Prodi ha detto che non voterà alle primarie. Come giudica la sua scelta?
«La valuto negativamente. Non riesco a capire: diversi di noi hanno posizioni critiche o ragioni di amarezza personale, ma non credo che questo giustifichi il fatto di non andare a votare per il proprio partito.
Con Renzi segretario il governo Letta sarà davvero a rischio?
«Spero di no. Auspico che non si creino tensioni, non si può dare man forte a Berlusconi per far cadere il governo. Ma sono anche convinto che il Pd debba far sentire in modo più significativo la sua voce sulle scelte di governo. La voce del centrodestra si è sentita, spesso e anche in modo fastidioso».
E su quali temi il Pd deve alzare la voce?
«C’è poco da fare, noi abbiamo pagato un prezzo alto alle promesse elettorali del centrodestra. Abbiamo ridotto la tassazione sul patrimonio e poi invece siamo intervenuti sul cuneo fiscale mettendo in campo risorse ridotte. Si trattava di una scelta che poteva sostenere il lavoro e le imprese. Questo ha scatenato la protesta delle forze sociali sulla legge di Stabilità. Non è una posizione semplice per il Pd. Ecco, piuttosto che polemizzare con i sindacati avrei valorizzato questo aspetto: un’alleanza delle forze produttive che spinge in una certa direzione per promuovere la crescita.
Sulla legge elettorale sta emergendo l’ipotesi di un ritorno al Mattarellum. Dopo la bocciatura del doppio turno, la sostiene Cuperlo e anche Renzi pare disponibile. Pensa sia la strada giusta?
«Non sono un fan della legge Mattarella, tuttavia non possiamo negare che questa legge ha promosso il bipolarismo in Italia. D’altro canto, dal lungo dibattito alla ricerca di una soluzione alternativa per ora non è emerso nulla di concreto. Allora, questa proposta ha almeno il vantaggio di evitare il rischio di fronte al quale ci troviamo: il puro e semplice ritorno al proporzionale, che sarebbe un passo indietro inaccettabile».
Alle prossime primarie per il candidato premier sarà sfida tra Letta e Renzi?

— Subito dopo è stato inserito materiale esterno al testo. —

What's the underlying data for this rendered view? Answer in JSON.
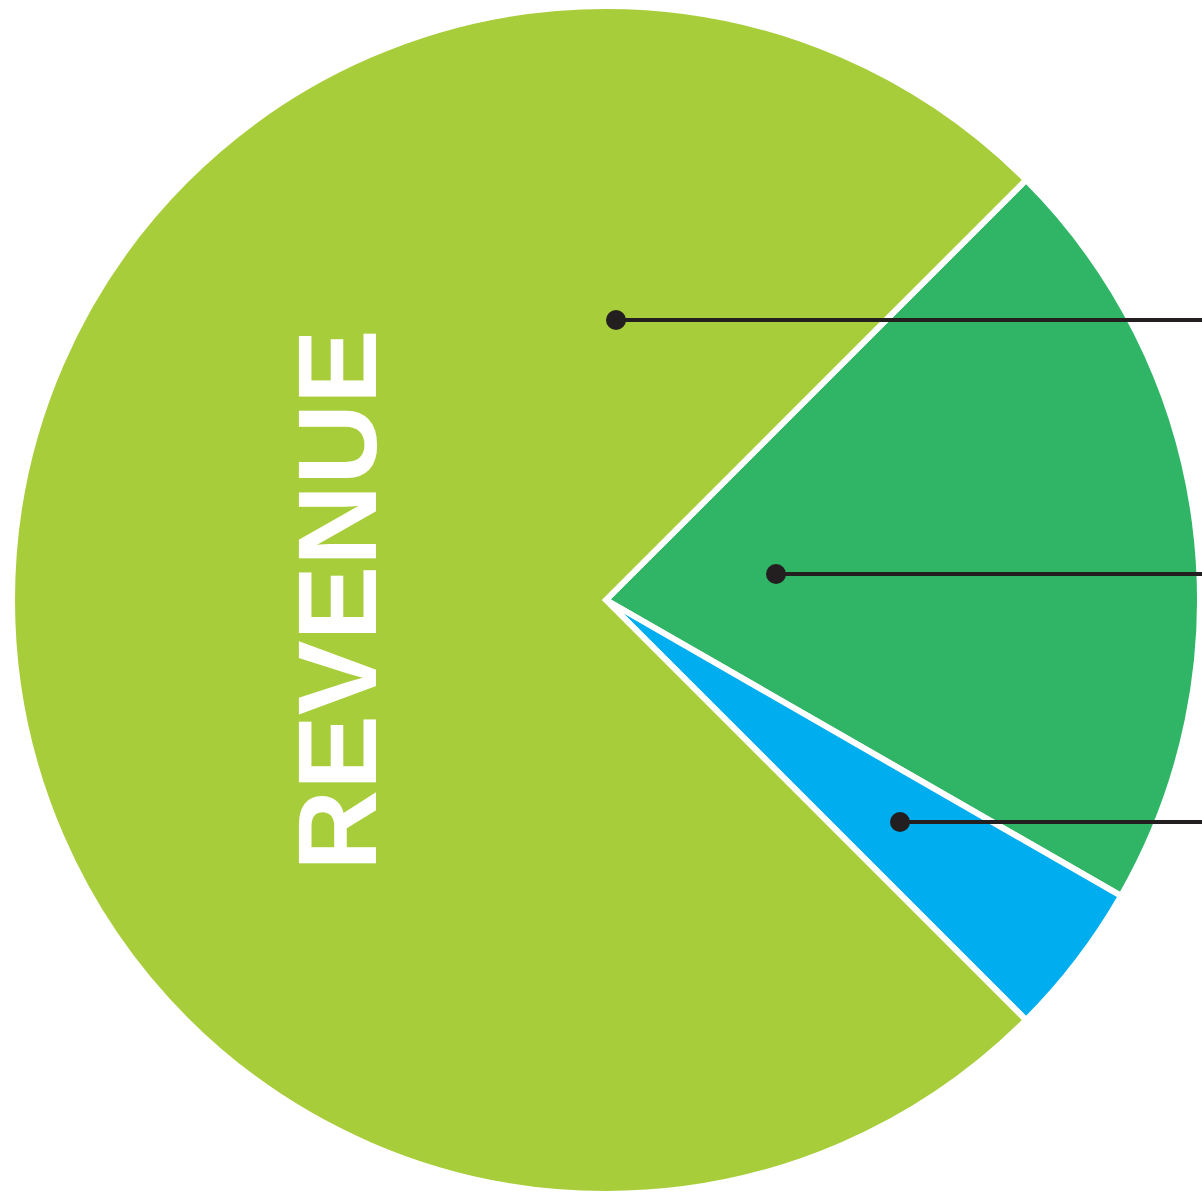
{
  "chart_data": {
    "type": "pie",
    "title": "REVENUE",
    "categories": [
      null,
      null,
      null
    ],
    "values": [
      20.8,
      4.2,
      75
    ],
    "colors": [
      "#30b566",
      "#00aeef",
      "#a8cd3a"
    ]
  }
}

«Siamo specialisti per le discussioni campate in aria. Non sappiamo in quale contesto si svolgeranno quelle primarie. Nel frattempo potremmo scoprire, in qualche circolo o in qualche amministrazione locale, che Superman è un militante del Pd. Potremo escluderlo dalle primarie? Quando sarà il momento credo che i competitori interni ed esterni al Pd saranno più di uno, come è sempre accaduto.